Subcutaneous blinatumomab for relapsed/refractory ALL

At the 2025 American Society of Hematology (ASH) Annual Meeting, Prof Elias Jabbour, hematologist at The University of Texas MD Anderson Cancer Center, presented updated results from a phase 1b study evaluating subcutaneous blinatumomab in patients with relapsed or refractory acute lymphoblastic leukemia (R/R ALL). This dose-escalation study established the recommended phase 2 dose and assessed two expansion cohorts (250/500 mg and 500/1000 mg schedules). Blinatumomab was administered daily during week 1, followed by subcutaneous dosing three times weekly from week 2 onward, with treatment breaks between cycles.

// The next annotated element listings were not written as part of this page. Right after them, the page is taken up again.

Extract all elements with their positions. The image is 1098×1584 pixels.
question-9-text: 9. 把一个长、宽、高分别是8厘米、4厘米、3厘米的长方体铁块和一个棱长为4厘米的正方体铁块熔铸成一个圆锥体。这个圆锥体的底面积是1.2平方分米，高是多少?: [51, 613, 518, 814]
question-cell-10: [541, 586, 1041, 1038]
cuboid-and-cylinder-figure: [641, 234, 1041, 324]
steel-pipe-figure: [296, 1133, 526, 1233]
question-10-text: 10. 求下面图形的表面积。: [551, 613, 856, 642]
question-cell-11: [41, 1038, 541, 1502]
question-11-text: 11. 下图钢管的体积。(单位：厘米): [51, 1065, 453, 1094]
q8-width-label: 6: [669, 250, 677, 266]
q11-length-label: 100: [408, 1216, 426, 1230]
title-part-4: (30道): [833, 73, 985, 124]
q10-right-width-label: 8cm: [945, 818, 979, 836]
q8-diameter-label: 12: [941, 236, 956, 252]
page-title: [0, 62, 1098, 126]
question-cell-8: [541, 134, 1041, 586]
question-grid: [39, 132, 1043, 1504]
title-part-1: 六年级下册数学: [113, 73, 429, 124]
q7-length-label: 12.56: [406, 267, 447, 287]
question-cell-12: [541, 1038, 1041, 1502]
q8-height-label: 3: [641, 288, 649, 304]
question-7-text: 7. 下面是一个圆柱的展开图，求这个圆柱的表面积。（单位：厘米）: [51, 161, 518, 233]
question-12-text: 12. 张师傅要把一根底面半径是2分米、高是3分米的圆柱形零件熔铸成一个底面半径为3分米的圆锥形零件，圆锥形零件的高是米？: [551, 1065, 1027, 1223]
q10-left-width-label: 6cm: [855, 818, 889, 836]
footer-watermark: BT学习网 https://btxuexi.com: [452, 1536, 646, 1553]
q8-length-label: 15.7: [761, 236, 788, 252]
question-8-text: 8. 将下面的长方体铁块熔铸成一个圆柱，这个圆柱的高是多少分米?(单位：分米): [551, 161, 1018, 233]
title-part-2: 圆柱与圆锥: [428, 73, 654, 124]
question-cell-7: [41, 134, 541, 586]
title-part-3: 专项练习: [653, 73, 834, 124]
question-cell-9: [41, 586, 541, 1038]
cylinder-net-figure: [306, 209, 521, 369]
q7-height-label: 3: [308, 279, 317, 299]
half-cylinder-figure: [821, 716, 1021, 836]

Subcutaneous administration offers improved convenience compared with intravenous delivery and eliminates the need for continuous infusion. Importantly, however, it also demonstrated superior efficacy. Complete remission (CR/CRh) rates exceeded 70% across both dose cohorts, with minimal residual disease (MRD) negativity approaching 100% among responders. With extended follow-up beyond the initial report published in The Lancet Haematology earlier this year, the 12-month overall survival rate approximated 60% in both cohorts. These outcomes are markedly better than historical outcomes with intravenous blinatumomab, which achieves CR rates of approximately 40% and a median survival of approximately 7 months in this setting.

The agent showed robust activity in heavily pretreated patients, including those who had failed multiple other treatments, including CAR T-cell therapy. No new safety signals were observed, with rates of cytokine release syndrome (CRS) and immune effector cell–associated neurotoxicity syndrome (ICANS) consistent with prior reports. Finally, an analysis of overall survival among responders showed that subsequent allogeneic stem cell transplantation did not provide additional survival benefit.